Personally, I’ve always wondered why he didn’t tell parables that involved any carpentry metaphors, and why he didn’t seem to value wood. There’s the fig tree that doesn’t bear fruit, and Jesus says it will be cut down and thrown into the fire; why not “it will be cut down and turned into a table”?
At any rate, Good Shepherd Sunday brought back to my mind a story Rich Mullins told during an interview. In VietNam, a pastor wanted to preach about Jesus as the good shepherd, only he’d never seen a sheep and knew nothing about shepherding.
(I have to relate a funny story here. I’m a city girl. Sometimes I take my Kiddos out of Angeltown to a farm to pick apples or blueberries, and while we’re there, we see the farm animals. A while ago, when we went, it was one of the household guardians’ first times there, and I felt this startled question in my head, as if to say, This is what you do for fun? You pretend to farm? And it all unfolded in my head in an instant, that this was how people lived for thousands of years, and here it is now, a day-trip. For a moment, I could see the absurdity from an outsider’s point of view. That’s how divorced we are from an agrarian culture.)
The pastor in Rich Mullins’ story didn’t go blueberry picking; instead he walked fifteen miles to the closest library, read up on shepherding, and walked home again to preach to his congregation on what he’d found.
The pastor told them, “A shepherd tends and protects his sheep, then takes their wool, and eventually he kills them to take their meat.”

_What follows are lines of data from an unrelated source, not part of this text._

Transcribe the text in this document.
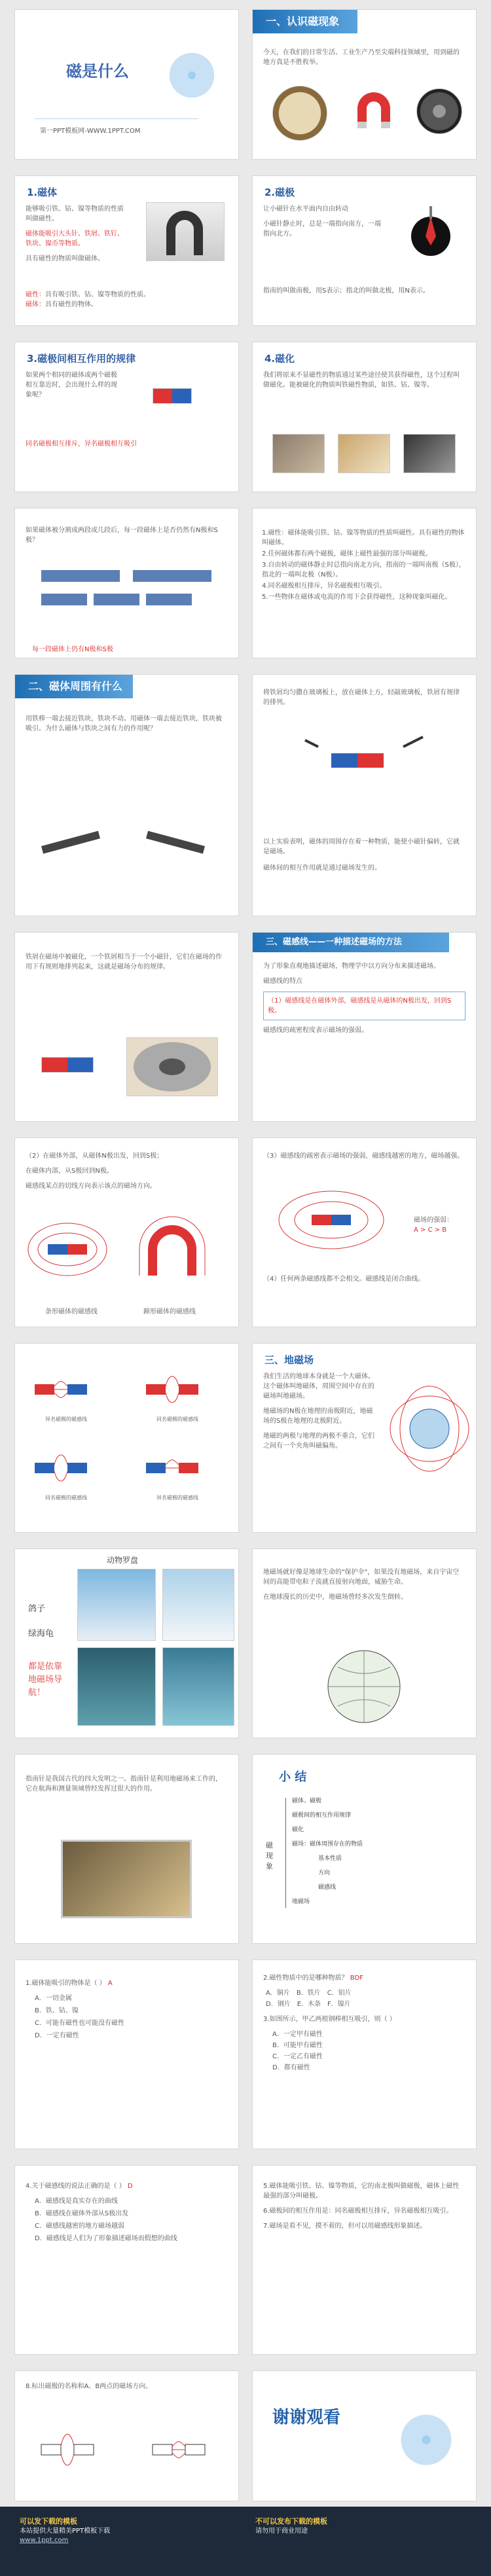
磁是什么
第一PPT模板网-WWW.1PPT.COM
一、认识磁现象
今天，在我们的日常生活、工业生产乃至尖端科技领域里，用到磁的地方真是不胜枚举。
1.磁体
能够吸引铁、钴、镍等物质的性质叫做磁性。
磁体能吸引大头针、铁屑、铁钉、铁块、镍币等物质。
具有磁性的物质叫做磁体。
磁性：具有吸引铁、钴、镍等物质的性质。
磁体：具有磁性的物体。
2.磁极
让小磁针在水平面内自由转动
小磁针静止时，总是一端指向南方，一端指向北方。
指南的叫做南极，用S表示；指北的叫做北极，用N表示。
3.磁极间相互作用的规律
如果两个相同的磁体或两个磁极相互靠近时，会出现什么样的现象呢？
同名磁极相互排斥，异名磁极相互吸引
4.磁化
我们将原来不显磁性的物质通过某些途径使其获得磁性，这个过程叫做磁化。能被磁化的物质叫铁磁性物质，如铁、钴、镍等。
如果磁体被分割成两段或几段后，每一段磁体上是否仍然有N极和S极？
每一段磁体上仍有N极和S极
1.磁性：磁体能吸引铁、钴、镍等物质的性质叫磁性。具有磁性的物体叫磁体。
2.任何磁体都有两个磁极，磁体上磁性最强的部分叫磁极。
3.自由转动的磁体静止时总指向南北方向，指南的一端叫南极（S极），指北的一端叫北极（N极）。
4.同名磁极相互排斥，异名磁极相互吸引。
5.一些物体在磁体或电流的作用下会获得磁性，这种现象叫磁化。
二、磁体周围有什么
用铁棒一端去接近铁块，铁块不动。用磁体一端去接近铁块，铁块被吸引。为什么磁体与铁块之间有力的作用呢？
将铁屑均匀撒在玻璃板上，放在磁体上方，轻敲玻璃板，铁屑有规律的排列。
以上实验表明，磁体的周围存在着一种物质，能使小磁针偏转，它就是磁场。
磁体间的相互作用就是通过磁场发生的。
铁屑在磁场中被磁化，一个铁屑相当于一个小磁针，它们在磁场的作用下有规则地排列起来，这就是磁场分布的规律。
三、磁感线——一种描述磁场的方法
为了形象直观地描述磁场，物理学中以方向分布来描述磁场。
磁感线的特点
（1）磁感线是在磁体外部，磁感线是从磁体的N极出发，回到S极。
磁感线的疏密程度表示磁场的强弱。
（2）在磁体外部，从磁体N极出发，回到S极；
在磁体内部，从S极回到N极。
磁感线某点的切线方向表示该点的磁场方向。
条形磁体的磁感线	蹄形磁体的磁感线
（3）磁感线的疏密表示磁场的强弱，磁感线越密的地方，磁场越强。
磁场的强弱：
A > C > B
（4）任何两条磁感线都不会相交。磁感线是闭合曲线。
异名磁极的磁感线	同名磁极的磁感线
同名磁极的磁感线	异名磁极的磁感线
三、地磁场
我们生活的地球本身就是一个大磁体。这个磁体叫地磁体，周围空间中存在的磁场叫地磁场。
地磁场的N极在地理的南极附近，地磁场的S极在地理的北极附近。
地磁的两极与地理的两极不重合，它们之间有一个夹角叫磁偏角。
动物罗盘
鸽子
绿海龟
都是依靠地磁场导航！
地磁场就好像是地球生命的"保护伞"，如果没有地磁场，来自宇宙空间的高能带电粒子流就直接射向地面，威胁生命。
在地球漫长的历史中，地磁场曾经多次发生倒转。
指南针是我国古代的四大发明之一。指南针是利用地磁场来工作的，它在航海和测量领域曾经发挥过很大的作用。
小 结
磁现象
磁体、磁极
磁极间的相互作用规律
磁化
磁场：磁体周围存在的物质
基本性质
方向
磁感线
地磁场
1.磁体能吸引的物体是（ ） A
A．一切金属
B．铁、钴、镍
C．可能有磁性也可能没有磁性
D．一定有磁性
2.磁性物质中的是哪种物质？ BDF
A．铜片　 B．铁片　 C．铝片
D．钢片　 E．木条　 F．镍片
3.如图所示，甲乙两根钢棒相互吸引，则（ ）
A．一定甲有磁性
B．可能甲有磁性
C．一定乙有磁性
D．都有磁性
4.关于磁感线的说法正确的是（ ） D
A．磁感线是真实存在的曲线
B．磁感线在磁体外部从S极出发
C．磁感线越密的地方磁场越弱
D．磁感线是人们为了形象描述磁场而假想的曲线
5.磁体能吸引铁、钴、镍等物质，它的南北极叫做磁极，磁体上磁性最强的部分叫磁极。
6.磁极间的相互作用是：同名磁极相互排斥，异名磁极相互吸引。
7.磁场是看不见，摸不着的，但可以用磁感线形象描述。
8.标出磁极的名称和A、B两点的磁场方向。
谢谢观看
可以发下载的模板
本站提供大量精美PPT模板下载
www.1ppt.com
不可以发布下载的模板
请勿用于商业用途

I think that was supposed to horrify the American listeners, but this is exactly where I stood for a long time in relation to God. I had an attitude of complete submission because I identified with this idea of the shepherd: Jesus protected me, but at whatever time as he wanted to go ahead and “use” me for whatever I could give him (my wool, my meat) then it was his right to go ahead and take it. At some point or another, it would happen.
After all, shepherds aren’t raising sheep as pets. They’re raising them for a reason. Sheep make yarn. They make little sheep. And eventually, they go to the butcher.

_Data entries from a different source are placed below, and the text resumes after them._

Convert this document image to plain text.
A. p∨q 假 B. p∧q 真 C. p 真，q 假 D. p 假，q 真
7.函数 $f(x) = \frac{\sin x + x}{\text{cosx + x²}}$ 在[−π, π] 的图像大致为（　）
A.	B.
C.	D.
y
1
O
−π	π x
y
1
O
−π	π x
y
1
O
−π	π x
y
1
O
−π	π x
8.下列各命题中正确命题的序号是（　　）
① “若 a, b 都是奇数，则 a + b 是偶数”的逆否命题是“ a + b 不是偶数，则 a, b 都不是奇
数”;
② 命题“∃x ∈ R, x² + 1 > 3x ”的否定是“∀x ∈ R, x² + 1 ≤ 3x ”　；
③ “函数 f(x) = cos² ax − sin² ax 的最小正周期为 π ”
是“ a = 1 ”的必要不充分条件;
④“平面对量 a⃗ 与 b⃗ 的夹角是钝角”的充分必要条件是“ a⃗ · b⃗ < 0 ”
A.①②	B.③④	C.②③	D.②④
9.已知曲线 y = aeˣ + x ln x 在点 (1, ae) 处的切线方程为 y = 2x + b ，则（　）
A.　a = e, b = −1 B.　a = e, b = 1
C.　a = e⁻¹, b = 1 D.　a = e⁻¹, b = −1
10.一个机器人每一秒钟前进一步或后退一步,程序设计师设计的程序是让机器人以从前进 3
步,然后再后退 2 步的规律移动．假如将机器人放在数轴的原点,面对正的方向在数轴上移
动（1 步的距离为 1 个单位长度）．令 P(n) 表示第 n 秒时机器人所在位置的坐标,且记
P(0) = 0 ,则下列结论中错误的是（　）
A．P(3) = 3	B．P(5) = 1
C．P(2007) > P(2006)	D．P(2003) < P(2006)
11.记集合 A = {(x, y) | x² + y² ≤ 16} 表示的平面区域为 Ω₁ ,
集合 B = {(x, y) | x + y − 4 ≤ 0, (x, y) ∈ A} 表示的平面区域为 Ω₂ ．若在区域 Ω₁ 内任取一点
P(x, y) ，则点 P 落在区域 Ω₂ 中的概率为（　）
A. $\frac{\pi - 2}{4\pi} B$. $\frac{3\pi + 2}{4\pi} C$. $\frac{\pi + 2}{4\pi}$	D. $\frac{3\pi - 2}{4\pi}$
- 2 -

Last year, my spiritual life got wrenched around in ways I never expected, and at one point, this belief came under scrutiny. It was so low-level and so long-term (think three decades) that I’d never been aware of it, but I had no trust that God wanted what was best for me, only for the Kingdom of God, the big picture, the system. I was a pawn in an ontological game of chess, and God might sacrifice the pawn for a better position. You don’t care about your chess pieces. It made sense that in the larger system of things, God didn’t care about me either. I owed God my fealty, and I would be loyal, but I fully expected at some point to be sacrificed off the board.

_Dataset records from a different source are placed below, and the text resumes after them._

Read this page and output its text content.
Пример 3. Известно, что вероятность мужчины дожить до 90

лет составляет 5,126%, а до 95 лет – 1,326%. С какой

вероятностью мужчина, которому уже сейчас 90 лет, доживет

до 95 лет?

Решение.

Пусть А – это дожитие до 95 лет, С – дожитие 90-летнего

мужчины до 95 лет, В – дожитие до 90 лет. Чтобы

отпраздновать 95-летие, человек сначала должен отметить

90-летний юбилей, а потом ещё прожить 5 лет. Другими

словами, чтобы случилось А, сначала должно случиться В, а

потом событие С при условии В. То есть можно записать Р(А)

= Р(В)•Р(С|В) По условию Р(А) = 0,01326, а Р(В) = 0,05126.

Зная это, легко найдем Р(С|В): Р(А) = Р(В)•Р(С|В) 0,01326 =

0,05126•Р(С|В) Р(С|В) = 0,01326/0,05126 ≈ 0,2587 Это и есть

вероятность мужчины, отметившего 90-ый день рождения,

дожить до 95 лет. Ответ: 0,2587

How this translated into my behavior was this: clearly your best bet is not to attract God’s attention. Don’t stick your head up, and God won’t get out the hammer to bang you down again.
And I know this shocked (horrified?) my guardian angel, because at one point I actually heard in my head, during prayer, “It’s okay to trust in God. He knows what He’s doing.” But it wasn’t God’s competency I had called into question. It was His concern.
Ivy worked with me on this, but we couldn’t get me past the “grand master chessman” toward anything resembling “fatherhood.” There was too much fear involved.
I can’t go into what happened that turned me around. It’s too personal and you wouldn’t believe it anyhow. But it’s a year later now, and I’m convinced that God cares about me personally, the same way He cares about you and about your best friend and the next person who reads this after you, and that God’s big enough to juggle all these things to make it happen. It’s quite a change, but the largest difference is I’m no longer afraid to stick my head up and get God’s attention. The fear is gone.
If Jesus is a good shepherd, though, then he’s got an eye toward economy and the usefulness of the sheep. I still don’t know how to reconcile that.
And what does it mean that Jesus is both the Shepherd and the Lamb?